Scull-caps for the clergy began life as a simple cover for tonsured heads in cold monasteries but soon climbed the ladder of precedence with black for simple monks and clerics, purple for bishops, scarlet for cardinals and white for Popes. They were entitled to a footnote in the rubrics of Mass to be removed during the Canon of the Mass or when in the presence of the Holy Father.
Hats have been set to music, one of the most popular being The Mexican Hat Dance which has become something of a national anthem. Some of us will remember the carefree days of Fred Astaire and his Top Hat song and dance routine.
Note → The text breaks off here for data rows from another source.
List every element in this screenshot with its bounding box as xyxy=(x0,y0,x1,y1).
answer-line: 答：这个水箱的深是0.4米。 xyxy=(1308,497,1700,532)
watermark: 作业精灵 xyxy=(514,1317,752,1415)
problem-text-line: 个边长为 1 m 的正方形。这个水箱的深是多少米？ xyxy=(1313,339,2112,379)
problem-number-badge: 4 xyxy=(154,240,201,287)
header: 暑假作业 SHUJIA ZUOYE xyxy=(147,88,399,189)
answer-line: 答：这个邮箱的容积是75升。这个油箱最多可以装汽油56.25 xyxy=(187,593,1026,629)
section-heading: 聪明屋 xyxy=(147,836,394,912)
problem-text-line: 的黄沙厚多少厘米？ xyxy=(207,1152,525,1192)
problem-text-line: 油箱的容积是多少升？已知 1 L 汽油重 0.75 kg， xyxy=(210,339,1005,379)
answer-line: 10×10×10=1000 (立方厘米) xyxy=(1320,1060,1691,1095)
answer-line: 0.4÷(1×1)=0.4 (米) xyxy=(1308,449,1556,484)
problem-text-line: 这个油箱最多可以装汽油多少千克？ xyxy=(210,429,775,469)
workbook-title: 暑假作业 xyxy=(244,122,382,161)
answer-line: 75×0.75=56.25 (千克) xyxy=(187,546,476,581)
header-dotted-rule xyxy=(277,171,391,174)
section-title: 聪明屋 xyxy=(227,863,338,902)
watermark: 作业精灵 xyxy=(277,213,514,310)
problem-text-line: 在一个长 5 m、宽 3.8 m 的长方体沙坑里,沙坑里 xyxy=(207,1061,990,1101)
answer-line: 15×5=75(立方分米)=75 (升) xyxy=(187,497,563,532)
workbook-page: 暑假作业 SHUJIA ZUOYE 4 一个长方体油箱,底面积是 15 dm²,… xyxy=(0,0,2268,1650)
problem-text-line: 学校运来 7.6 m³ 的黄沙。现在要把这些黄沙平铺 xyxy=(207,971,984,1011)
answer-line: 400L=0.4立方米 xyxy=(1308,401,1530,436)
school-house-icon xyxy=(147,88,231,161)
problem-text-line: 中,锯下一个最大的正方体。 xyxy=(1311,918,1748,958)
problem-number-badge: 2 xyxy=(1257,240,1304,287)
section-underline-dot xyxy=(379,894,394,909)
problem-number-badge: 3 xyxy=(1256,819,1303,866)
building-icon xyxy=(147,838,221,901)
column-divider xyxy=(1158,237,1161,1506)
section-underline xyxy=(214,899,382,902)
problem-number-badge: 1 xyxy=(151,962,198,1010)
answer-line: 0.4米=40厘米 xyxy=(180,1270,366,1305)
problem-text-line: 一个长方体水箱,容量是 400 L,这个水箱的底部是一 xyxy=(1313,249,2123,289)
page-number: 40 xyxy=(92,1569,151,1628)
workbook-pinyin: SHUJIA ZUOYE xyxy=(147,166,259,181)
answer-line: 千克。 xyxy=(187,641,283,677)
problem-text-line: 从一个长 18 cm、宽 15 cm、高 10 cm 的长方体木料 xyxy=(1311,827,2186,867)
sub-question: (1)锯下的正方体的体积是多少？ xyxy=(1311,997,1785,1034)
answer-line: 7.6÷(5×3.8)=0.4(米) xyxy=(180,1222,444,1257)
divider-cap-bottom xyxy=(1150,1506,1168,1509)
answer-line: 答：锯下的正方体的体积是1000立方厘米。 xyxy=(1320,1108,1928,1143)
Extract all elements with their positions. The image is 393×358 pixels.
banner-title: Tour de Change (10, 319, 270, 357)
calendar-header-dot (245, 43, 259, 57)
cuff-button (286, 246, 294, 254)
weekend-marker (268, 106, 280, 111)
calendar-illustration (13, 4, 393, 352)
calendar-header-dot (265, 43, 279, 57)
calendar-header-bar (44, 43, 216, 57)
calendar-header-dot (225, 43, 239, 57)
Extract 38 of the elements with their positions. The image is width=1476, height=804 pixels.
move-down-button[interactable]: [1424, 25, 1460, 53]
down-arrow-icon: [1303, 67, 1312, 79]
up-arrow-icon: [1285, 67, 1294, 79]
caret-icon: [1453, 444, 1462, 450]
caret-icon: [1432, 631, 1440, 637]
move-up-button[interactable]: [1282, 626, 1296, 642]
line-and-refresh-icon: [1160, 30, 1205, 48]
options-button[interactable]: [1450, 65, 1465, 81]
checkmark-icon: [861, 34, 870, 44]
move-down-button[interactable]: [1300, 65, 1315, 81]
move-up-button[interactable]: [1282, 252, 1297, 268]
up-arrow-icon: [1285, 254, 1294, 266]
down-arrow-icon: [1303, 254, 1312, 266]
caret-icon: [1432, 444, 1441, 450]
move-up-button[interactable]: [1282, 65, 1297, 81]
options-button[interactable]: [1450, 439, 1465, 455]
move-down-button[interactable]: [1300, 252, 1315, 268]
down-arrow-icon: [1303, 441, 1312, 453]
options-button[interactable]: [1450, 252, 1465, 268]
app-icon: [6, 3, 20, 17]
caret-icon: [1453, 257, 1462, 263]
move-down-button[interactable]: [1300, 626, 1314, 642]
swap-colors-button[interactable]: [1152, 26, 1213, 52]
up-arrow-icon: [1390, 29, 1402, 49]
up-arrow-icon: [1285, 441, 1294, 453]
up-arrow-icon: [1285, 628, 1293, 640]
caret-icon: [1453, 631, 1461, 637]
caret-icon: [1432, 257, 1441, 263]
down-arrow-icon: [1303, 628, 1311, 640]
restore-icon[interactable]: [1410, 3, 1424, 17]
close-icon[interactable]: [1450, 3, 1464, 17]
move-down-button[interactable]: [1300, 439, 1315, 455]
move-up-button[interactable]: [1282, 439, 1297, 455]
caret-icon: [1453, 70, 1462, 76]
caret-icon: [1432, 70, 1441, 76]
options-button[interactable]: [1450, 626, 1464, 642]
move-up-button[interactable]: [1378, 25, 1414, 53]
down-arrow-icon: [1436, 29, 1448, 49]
Then there is the Three-Cornered Hat by Manuel de Falla (1876-1946), based on a folk-story, which raises the status of the hat to the level of Ballet even though it may lower the moral tone of the theatre.
Hats can be used as expressions of derision or of anger like ‘eat your hat’ or ‘keep your hat on’. They can give greater intensity to fits of uncontrolled temper when you are moved to ‘jump up and down on your hat’. They can also be used to express elation if you ‘throw your hat in the air’. Some versatile scholars have been known to wear ‘several hats’ at the same time.
Giovanni Andolfini’s Hat
And Saint Anselm’s Ontological Argument
Saint Anselm of Canterbury (1033-1109) is credited with an original argument for the existence of God, known as his ‘Ontological Argument’, which defines God as ‘that greater than which nothing can be imagined’. Anselm had clearly not seen Giovanni Andolfini’s hat. It is the mother and father of all hats.
Giovanni looks bemused and ill at ease, perhaps just a bit embarrassed. Who could have persuaded him to pose in such an ill-fitting hat, balanced on the top of his head, and on his wedding day? At the other extreme his shoes are at least two sizes too big.
Mind you, the original wedding portrait includes his bride. As Giovanni appears to reach up furtively with his right hand to get rid of the hat, the bride reaches out gently with hers to gainsay him with the unspoken request ‘Dammi il cinque!’ (‘Give me five’). Whether the hat fitted or not, the poor man had no choice but to wear it.